AAA Music | 21 October 2020

Scroll to top

Top

The Amazing – Wait For A Light To Come

| On 14, Jun 2010

Falling somewhere between folk and rock, Wait For A Light To Come is the follow up to Swedish quartet The Amazing’s 2009 self-titled debut album. Only six tracks long, the record is what you would call short and sweet – not a hugely remarkable listen, but an enjoyable one nonetheless.

The album opens with Evil, a charming track that blends a folksy upbeat rhythm with the more melodic aspects of ‘traditional’ rock ‘n’ roll. Singer Christoffer Gunrup’s calm, laid-back vocals are twinned with lead guitarist Reine Fiske’s constant mini jam sessions, the latter of which luckily never overshadow Gunrup’s voice at any point on the record. Instead, the two compliment rather than compete with each other – a winning formula.

In the following tracks, the record becomes a bit more introspective, a break from the more relaxed sound of the opening track. This change isn’t unwelcome though – musical variety prevents the album from becoming repetitious and allows for more exploration of different styles and sounds. At various points on the record Gunrup is joined by female vocalist Linnea Isaksson; And It Looks Like Today is a duet, filled with harmonies and based very firmly in the folk tradition, while in the almost psychedelic Islands, Isaksson’s voice is more a ghostly shadow of Gunrup’s.

The mood of the album doesn’t pick up much in Head Beaches, by far the most pensive song of the record, as well as one of the best. Gunrup’s sad vocals are supported by drawn-out electric strums of the guitar and the vague sound of a piano in the background, culminating in a long melancholic solo from Fiske. The guitarist’s talents are perhaps best showcased in the more lively Defect however, a track very much dominated by Fiske’s furious, minute-long solo.

Ending with the dreamy title track Wait For A Light To Come, the album might not be groundbreaking, but it definitely isn’t boring or predictable.

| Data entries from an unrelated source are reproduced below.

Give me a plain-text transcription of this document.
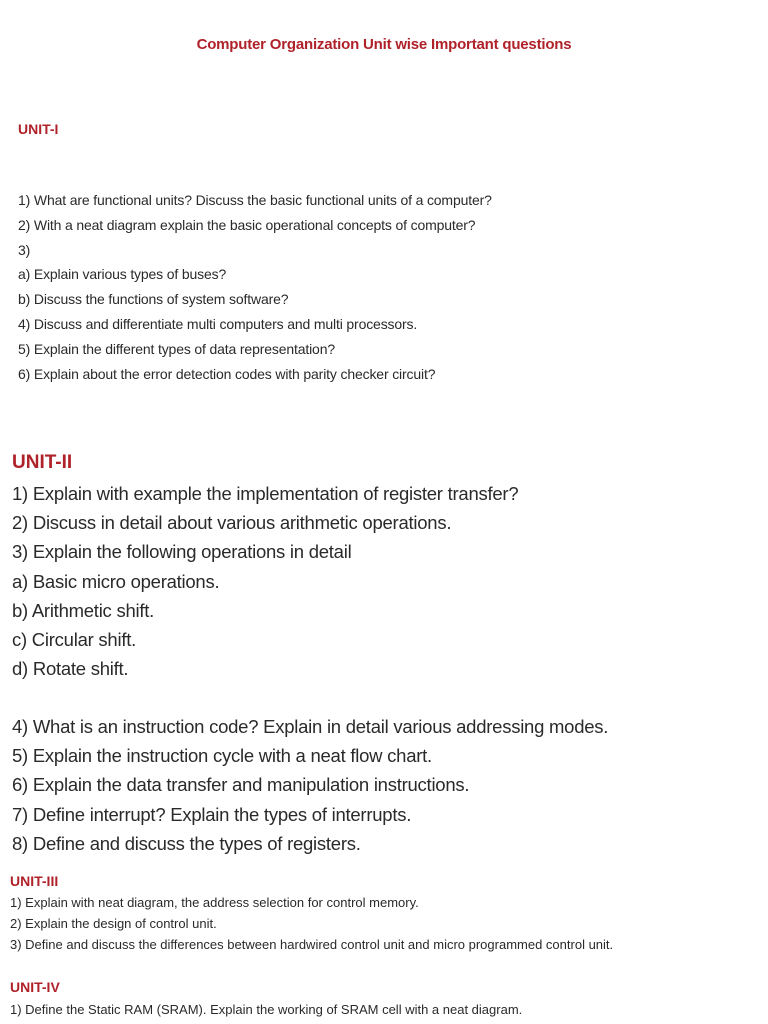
Computer Organization Unit wise Important questions
UNIT-I
1) What are functional units? Discuss the basic functional units of a computer?
2) With a neat diagram explain the basic operational concepts of computer?
3)
a) Explain various types of buses?
b) Discuss the functions of system software?
4) Discuss and differentiate multi computers and multi processors.
5) Explain the different types of data representation?
6) Explain about the error detection codes with parity checker circuit?
UNIT-II
1) Explain with example the implementation of register transfer?
2) Discuss in detail about various arithmetic operations.
3) Explain the following operations in detail
a) Basic micro operations.
b) Arithmetic shift.
c) Circular shift.
d) Rotate shift.
4) What is an instruction code? Explain in detail various addressing modes.
5) Explain the instruction cycle with a neat flow chart.
6) Explain the data transfer and manipulation instructions.
7) Define interrupt? Explain the types of interrupts.
8) Define and discuss the types of registers.
UNIT-III
1) Explain with neat diagram, the address selection for control memory.
2) Explain the design of control unit.
3) Define and discuss the differences between hardwired control unit and micro programmed control unit.
UNIT-IV
1) Define the Static RAM (SRAM). Explain the working of SRAM cell with a neat diagram.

It manages to avoid the monotonous sound records of its genre sometimes fall into by switching things up on practically every track. Likewise, Fiske’s ability to keep us interested in his frequent solos shows real skill on his part. Though the album isn’t incredibly original, it isn’t forgettable either, successfully bridging the gap between rock and folk and resulting in an enjoyably melodic and well-balanced record.